Dr. Evans presented exciting research using MGd, a novel compound which can target the oxidative stress pathways of tumor cells. The fact that all 7 of the relapsed or refractory follicular lymphoma patients had at least a partial response to Zevalin/MGd is quite remarkable. This is certainly a promising new drug, and it is only a matter of time before this compound is tested in a variety of other settings. With more mature follow-up, we may have a better idea of the duration of response to the Zevalin/MGd combination.

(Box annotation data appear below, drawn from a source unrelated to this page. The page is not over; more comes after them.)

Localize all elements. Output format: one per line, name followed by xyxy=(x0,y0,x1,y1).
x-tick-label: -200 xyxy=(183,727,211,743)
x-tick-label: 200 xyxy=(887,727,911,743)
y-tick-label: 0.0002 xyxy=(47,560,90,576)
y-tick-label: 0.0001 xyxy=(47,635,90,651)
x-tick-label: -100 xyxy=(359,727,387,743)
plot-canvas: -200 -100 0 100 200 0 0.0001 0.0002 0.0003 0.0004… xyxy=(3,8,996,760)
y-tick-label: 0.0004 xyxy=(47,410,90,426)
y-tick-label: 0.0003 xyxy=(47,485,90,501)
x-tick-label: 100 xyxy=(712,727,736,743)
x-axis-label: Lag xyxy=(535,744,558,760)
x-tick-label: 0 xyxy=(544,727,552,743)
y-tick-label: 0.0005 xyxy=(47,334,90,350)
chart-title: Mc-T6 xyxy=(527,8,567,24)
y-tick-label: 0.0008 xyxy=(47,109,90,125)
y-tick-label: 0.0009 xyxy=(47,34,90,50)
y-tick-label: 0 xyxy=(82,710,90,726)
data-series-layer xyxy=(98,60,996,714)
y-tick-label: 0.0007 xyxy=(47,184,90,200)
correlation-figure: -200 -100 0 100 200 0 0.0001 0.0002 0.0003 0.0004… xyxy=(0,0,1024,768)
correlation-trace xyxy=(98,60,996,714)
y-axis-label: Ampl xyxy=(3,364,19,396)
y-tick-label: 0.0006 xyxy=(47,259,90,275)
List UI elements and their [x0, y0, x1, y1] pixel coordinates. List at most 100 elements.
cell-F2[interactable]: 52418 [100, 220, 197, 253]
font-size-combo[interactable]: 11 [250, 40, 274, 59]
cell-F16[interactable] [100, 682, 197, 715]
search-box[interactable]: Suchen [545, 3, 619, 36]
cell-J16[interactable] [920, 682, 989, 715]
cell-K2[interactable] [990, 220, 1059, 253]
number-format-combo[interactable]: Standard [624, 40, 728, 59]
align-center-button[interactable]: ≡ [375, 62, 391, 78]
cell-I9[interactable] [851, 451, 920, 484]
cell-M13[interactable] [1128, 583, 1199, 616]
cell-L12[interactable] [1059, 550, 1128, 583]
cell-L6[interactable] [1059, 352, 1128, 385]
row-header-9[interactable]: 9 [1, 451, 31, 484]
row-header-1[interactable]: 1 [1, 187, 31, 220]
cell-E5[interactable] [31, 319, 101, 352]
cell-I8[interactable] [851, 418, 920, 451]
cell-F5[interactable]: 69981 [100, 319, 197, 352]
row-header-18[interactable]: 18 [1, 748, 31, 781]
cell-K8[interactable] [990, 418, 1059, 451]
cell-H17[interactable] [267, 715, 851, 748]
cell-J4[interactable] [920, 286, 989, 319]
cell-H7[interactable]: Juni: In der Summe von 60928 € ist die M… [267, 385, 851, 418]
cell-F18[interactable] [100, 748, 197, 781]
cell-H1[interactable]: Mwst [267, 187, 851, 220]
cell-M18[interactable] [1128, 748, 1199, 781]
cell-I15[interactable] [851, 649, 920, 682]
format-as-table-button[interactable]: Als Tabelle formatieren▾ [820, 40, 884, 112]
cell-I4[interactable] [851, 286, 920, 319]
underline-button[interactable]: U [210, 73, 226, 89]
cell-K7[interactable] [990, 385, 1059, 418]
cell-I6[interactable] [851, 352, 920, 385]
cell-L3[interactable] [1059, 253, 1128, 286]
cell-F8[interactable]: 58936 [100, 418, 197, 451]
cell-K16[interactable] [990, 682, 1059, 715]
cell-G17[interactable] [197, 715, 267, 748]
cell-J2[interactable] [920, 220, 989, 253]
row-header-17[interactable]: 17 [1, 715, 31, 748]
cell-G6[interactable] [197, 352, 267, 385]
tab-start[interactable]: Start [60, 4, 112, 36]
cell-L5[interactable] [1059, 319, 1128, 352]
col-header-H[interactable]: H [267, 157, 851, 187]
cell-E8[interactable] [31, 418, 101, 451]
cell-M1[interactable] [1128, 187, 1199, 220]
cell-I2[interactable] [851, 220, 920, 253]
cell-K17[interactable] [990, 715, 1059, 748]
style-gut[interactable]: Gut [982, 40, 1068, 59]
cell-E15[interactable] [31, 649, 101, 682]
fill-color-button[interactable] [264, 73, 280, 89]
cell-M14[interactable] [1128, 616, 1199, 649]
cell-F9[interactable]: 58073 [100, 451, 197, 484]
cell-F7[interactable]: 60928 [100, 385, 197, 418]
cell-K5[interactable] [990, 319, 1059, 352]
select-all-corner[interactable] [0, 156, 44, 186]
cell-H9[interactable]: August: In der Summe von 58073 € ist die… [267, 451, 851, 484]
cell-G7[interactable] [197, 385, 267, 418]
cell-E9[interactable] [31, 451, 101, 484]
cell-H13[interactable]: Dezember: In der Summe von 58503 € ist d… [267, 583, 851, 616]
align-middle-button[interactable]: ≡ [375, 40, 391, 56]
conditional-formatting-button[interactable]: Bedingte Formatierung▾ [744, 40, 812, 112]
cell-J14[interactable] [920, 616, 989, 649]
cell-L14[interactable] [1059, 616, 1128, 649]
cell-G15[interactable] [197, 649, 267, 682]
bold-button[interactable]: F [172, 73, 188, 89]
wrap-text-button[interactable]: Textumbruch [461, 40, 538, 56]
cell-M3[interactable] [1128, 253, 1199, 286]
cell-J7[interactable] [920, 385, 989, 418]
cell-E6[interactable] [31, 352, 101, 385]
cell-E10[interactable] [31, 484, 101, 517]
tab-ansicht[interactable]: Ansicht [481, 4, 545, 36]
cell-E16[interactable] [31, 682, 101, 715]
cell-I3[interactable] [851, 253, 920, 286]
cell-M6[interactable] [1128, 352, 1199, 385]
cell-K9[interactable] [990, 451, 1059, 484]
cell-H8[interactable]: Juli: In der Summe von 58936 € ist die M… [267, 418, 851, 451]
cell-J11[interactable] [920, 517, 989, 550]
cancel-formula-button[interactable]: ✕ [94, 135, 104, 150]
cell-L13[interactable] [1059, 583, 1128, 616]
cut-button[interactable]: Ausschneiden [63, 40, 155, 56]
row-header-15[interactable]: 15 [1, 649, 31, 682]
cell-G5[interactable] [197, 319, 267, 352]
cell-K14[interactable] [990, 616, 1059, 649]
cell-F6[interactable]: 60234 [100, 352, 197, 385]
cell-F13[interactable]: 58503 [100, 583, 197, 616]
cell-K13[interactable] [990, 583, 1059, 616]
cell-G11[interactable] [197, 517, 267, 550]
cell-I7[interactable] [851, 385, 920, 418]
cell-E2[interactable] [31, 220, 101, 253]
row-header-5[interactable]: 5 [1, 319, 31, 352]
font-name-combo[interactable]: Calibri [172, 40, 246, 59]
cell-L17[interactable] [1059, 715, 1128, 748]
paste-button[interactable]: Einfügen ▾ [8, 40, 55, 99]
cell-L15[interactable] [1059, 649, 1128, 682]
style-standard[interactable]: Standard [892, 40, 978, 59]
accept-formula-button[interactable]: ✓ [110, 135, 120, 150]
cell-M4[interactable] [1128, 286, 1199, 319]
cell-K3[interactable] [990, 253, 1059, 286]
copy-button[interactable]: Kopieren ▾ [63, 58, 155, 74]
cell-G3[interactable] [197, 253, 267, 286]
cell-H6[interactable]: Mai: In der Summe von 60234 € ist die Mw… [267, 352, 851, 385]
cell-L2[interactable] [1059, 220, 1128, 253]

Radioimmunotherapy is being tested as first line therapy for NHL, and it is only a matter of time before radioimmunotherapy with MGd will be tested in that same setting. Radiation therapy is thought to kill cells via oxidative stress, and it would be very interesting to test MGd with ionizing radiation in a clinical trial. Dr. Evans and his colleagues should be commended for this well designed and fascinating research.